In October, when the long twilight which precedes
the polar night, had already set in, there came a
fierce gale, accompanied by a tossing, roaring sea.
The pack, racked by the surges, which now raised it
with a mighty force, and then rolling on, left it
to fall unsupported, began to go to pieces. The
whistling wind accelerated its destruction, driving
the floes far apart, heaping them up against the hull
of the ship until the grinding and the prodigious
pressure opened her seams and the water rushed in.
The cry that the ship was sinking rung along the decks,
and all hands turned with desperate energy to throwing
out on the ice-floe to windward, sledges, provisions,
arms, records—everything that could be saved
against the sinking of the ship, which all thought
was at hand. Nineteen of the ship’s company
were landed on the floe to carry the material away
from its edge to a place of comparative safety.
The peril seemed so imminent that the men in their
panic performed prodigious feats of strength—lifting
and handling alone huge boxes, which at ordinary times,
would stagger two men. A driving, whirling snowstorm
added to the gloom, confusion, and terror of the scene,
shutting out almost completely those on the ice from
the view of those still on the ship. In the midst
of the work the cry was raised that the floes were
parting, and with incredible rapidity the ice broke
away from the ship on every side, so that communication
between those on deck and those on the floe was instantly
cut off by a broad interval of black and tossing water,
while the dark and snow-laden air cut off vision on
every side. The cries of those on the ice mingled
with those from the fast vanishing ship, for each
party thought itself in the more desperate case.

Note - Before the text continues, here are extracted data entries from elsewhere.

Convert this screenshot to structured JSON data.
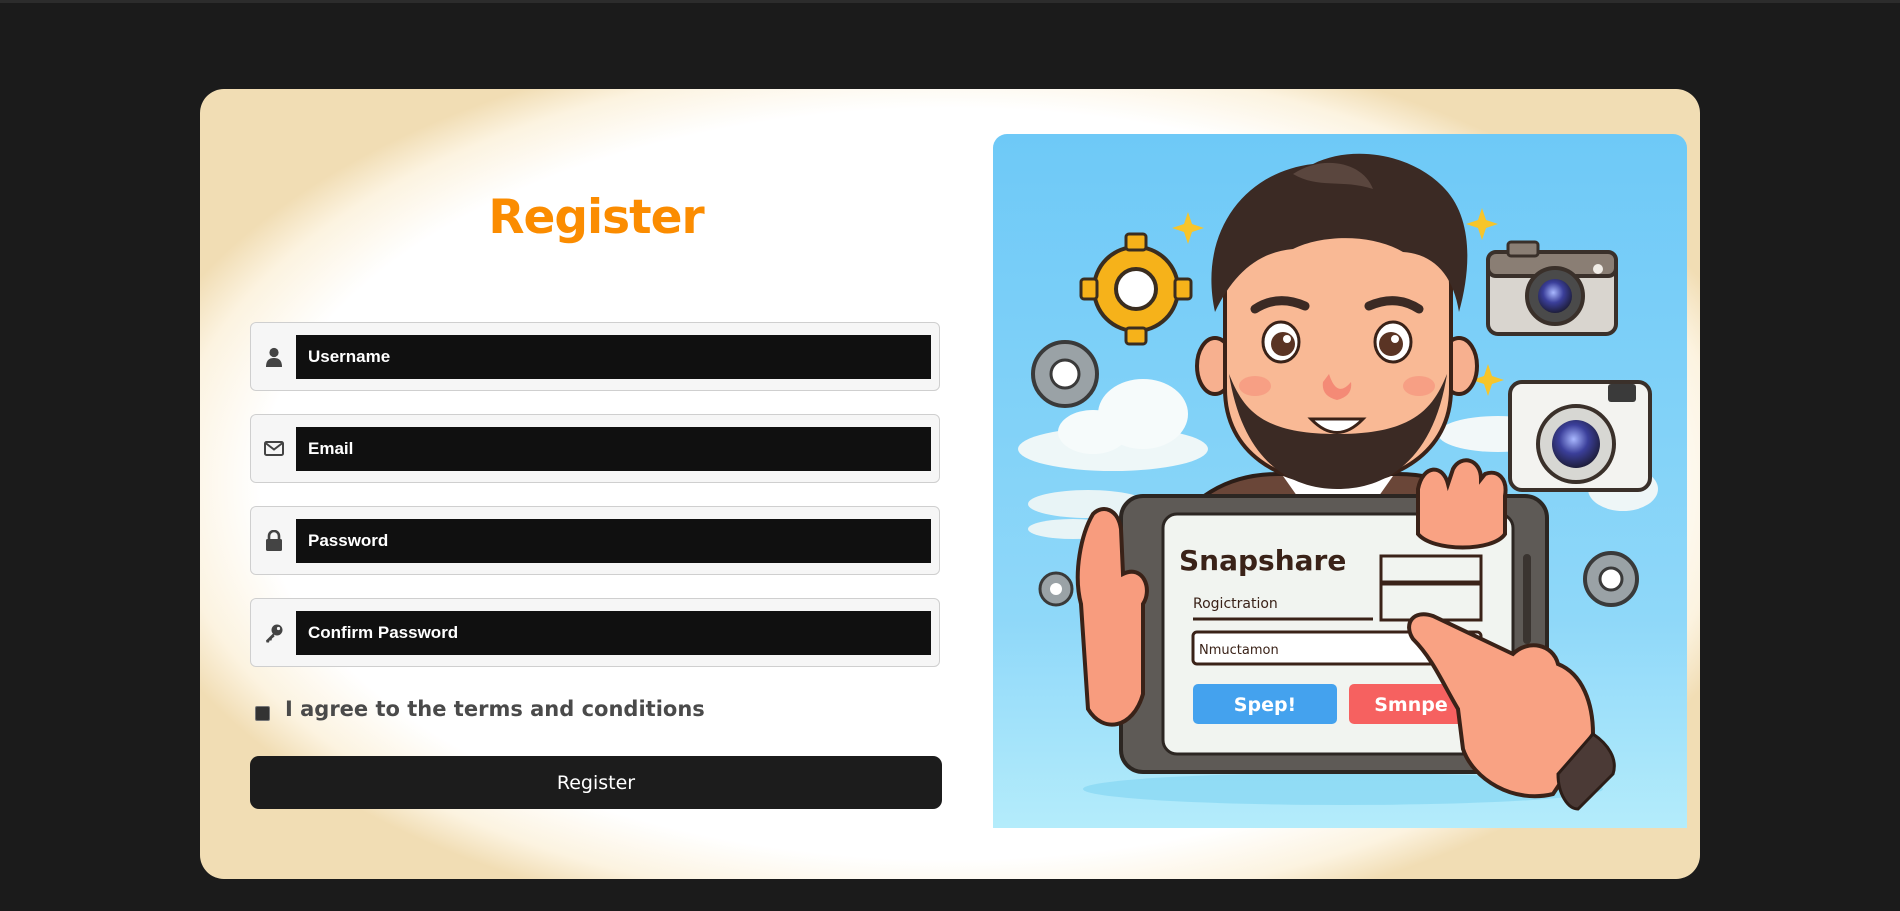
{
  "form": {
    "title": "Register",
    "fields": [
      {
        "icon": "user-icon",
        "placeholder": "Username"
      },
      {
        "icon": "envelope-icon",
        "placeholder": "Email"
      },
      {
        "icon": "lock-icon",
        "placeholder": "Password"
      },
      {
        "icon": "key-icon",
        "placeholder": "Confirm Password"
      }
    ],
    "agree_label": "I agree to the terms and conditions",
    "agree_checked": false,
    "submit_label": "Register"
  },
  "illustration": {
    "tablet_title": "Snapshare",
    "tablet_label_1": "Rogictration",
    "tablet_label_2": "Nmuctamon",
    "tablet_button_1": "Spep!",
    "tablet_button_2": "Smnpe"
  },
  "colors": {
    "page_background": "#1b1b1b",
    "accent": "#fb8c00",
    "input_background": "#101010",
    "button_background": "#1c1c1c",
    "sky": "#72cdf8"
  }
}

The ice was fast going to pieces, and boats were plying
in the lanes of water thus opened, picking up those
clinging to smaller cakes of ice and transporting
them to the main floe. On the ship the captain’s
call had summoned all hands to muster, and they gazed
on each other in dumb despair as they saw how few
of the ship’s company remained. All were
sent to the pumps, for the water in the hold was rising
with ominous rapidity. The cry rang out that
the steam-pumps must be started if the ship was to
be saved, but long months had passed since any fire
had blazed under those boilers, and to get up steam
was a work of hours. With tar-soaked oakum and
with dripping whale blubber the engineer strove to
get the fires roaring, the while the men on deck toiled
with desperate energy at the hand-pumps. But
the water gained on them. The ship sunk lower
and lower in the black ocean, until a glance over
the side could tell all too plainly that she was going
to her fate. Now the water begins to ooze through
the cracks in the engine-room floor, and break in
gentle ripples about the feet of the firemen.
If it rises much higher it will flood the fire-boxes,
and then all will be over, for there is not one boat
left on the ship—all were landed on the
now invisible floe. But just as all hope was lost
there came a faint hissing of steam, the pumps began
slowly moving, and then settled down into their monotonous
“chug-chug,” the sweetest sound, that day,
those desperate mariners had ever heard. They
were saved by the narrowest of chances.